Come abbiamo riportato in precedenza, le leve analogiche di Nintendo Switch Lite sono – in minoranza, per fortuna, sebbene sia presto per vedere problemi – soggette al medesimo drifting. Ora la medesima azione collettiva è stata aggiornata per includere Nintendo Switch Lite. Stando a un articolo redatto da Polygon, l’inclusione è avvenuta aggiungendo alle precedenti dichiarazioni altre che fanno esplicito riferimento alla nuova console, prese dai social media come quella citata testualmente qui sotto.

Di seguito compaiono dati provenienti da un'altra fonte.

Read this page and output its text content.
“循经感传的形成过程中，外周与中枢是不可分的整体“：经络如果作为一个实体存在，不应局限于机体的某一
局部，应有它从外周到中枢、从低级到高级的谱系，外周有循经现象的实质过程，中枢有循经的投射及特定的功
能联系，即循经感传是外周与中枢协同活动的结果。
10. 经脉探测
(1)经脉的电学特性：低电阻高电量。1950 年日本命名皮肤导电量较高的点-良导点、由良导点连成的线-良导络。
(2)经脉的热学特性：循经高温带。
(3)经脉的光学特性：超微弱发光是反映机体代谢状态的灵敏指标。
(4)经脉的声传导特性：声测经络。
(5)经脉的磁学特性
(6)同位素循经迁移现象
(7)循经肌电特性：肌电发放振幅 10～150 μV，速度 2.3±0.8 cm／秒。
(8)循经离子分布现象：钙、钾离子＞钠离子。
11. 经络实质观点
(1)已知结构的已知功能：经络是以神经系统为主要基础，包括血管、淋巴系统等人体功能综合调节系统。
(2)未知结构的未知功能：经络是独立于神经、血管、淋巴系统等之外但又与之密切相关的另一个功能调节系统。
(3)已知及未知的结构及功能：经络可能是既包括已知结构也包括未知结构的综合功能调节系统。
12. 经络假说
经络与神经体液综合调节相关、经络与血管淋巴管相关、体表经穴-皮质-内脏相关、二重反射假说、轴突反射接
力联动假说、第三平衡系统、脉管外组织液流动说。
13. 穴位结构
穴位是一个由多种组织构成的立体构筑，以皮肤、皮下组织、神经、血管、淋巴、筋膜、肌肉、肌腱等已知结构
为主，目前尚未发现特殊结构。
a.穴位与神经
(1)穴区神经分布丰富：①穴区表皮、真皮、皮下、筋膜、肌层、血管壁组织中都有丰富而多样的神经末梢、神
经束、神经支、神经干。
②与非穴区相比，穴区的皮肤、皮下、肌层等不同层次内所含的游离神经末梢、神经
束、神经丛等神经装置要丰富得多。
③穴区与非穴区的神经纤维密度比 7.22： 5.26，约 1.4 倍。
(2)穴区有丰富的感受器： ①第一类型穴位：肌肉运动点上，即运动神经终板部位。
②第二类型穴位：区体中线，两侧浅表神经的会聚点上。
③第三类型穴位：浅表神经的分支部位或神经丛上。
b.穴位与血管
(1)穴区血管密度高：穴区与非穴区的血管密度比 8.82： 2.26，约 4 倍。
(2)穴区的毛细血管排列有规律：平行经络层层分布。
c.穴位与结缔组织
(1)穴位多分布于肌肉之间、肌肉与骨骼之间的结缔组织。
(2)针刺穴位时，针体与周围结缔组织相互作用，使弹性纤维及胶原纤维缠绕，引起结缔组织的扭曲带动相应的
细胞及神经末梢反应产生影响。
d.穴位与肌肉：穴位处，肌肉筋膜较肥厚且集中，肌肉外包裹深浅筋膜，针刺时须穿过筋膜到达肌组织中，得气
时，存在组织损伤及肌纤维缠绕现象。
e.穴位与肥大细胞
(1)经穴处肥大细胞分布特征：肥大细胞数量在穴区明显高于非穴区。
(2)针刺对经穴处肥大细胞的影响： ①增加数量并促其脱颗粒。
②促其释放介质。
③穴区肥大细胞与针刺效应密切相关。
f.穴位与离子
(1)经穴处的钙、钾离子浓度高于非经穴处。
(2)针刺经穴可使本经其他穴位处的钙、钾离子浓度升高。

“Ho finito Link’s Awakening nell’arco del weekend sul mio Switch Lite originale, avrò sì e no impiegato venti ore per finirlo, e poi ha iniziato a slittare i Joy-con.”

La causa, quest’estate, ha inizialmente coinvolto diciotto partecipanti sparsi per sedici stati americani. Non molto tempo dopo la querela, Nintendo ha rilasciato una dichiarazione formale a The Verge in cui indicava di essere “consapevole di quanto è stato riportato dagli utenti”, incoraggiando chi ha avuto problemi a contattare il loro servizio di assistenza clienti. Un sondaggio anonimo del sito britannico Nintendo Life suggerisce che si tratti comunque della minoranza dei casi (13% alla stesura dell’articolo), ma non è nemmeno da escludere a priori che la minoranza si allarghi con la stessa rapidità con la quale si è presentato il problema. Solo il tempo potrà dircelo.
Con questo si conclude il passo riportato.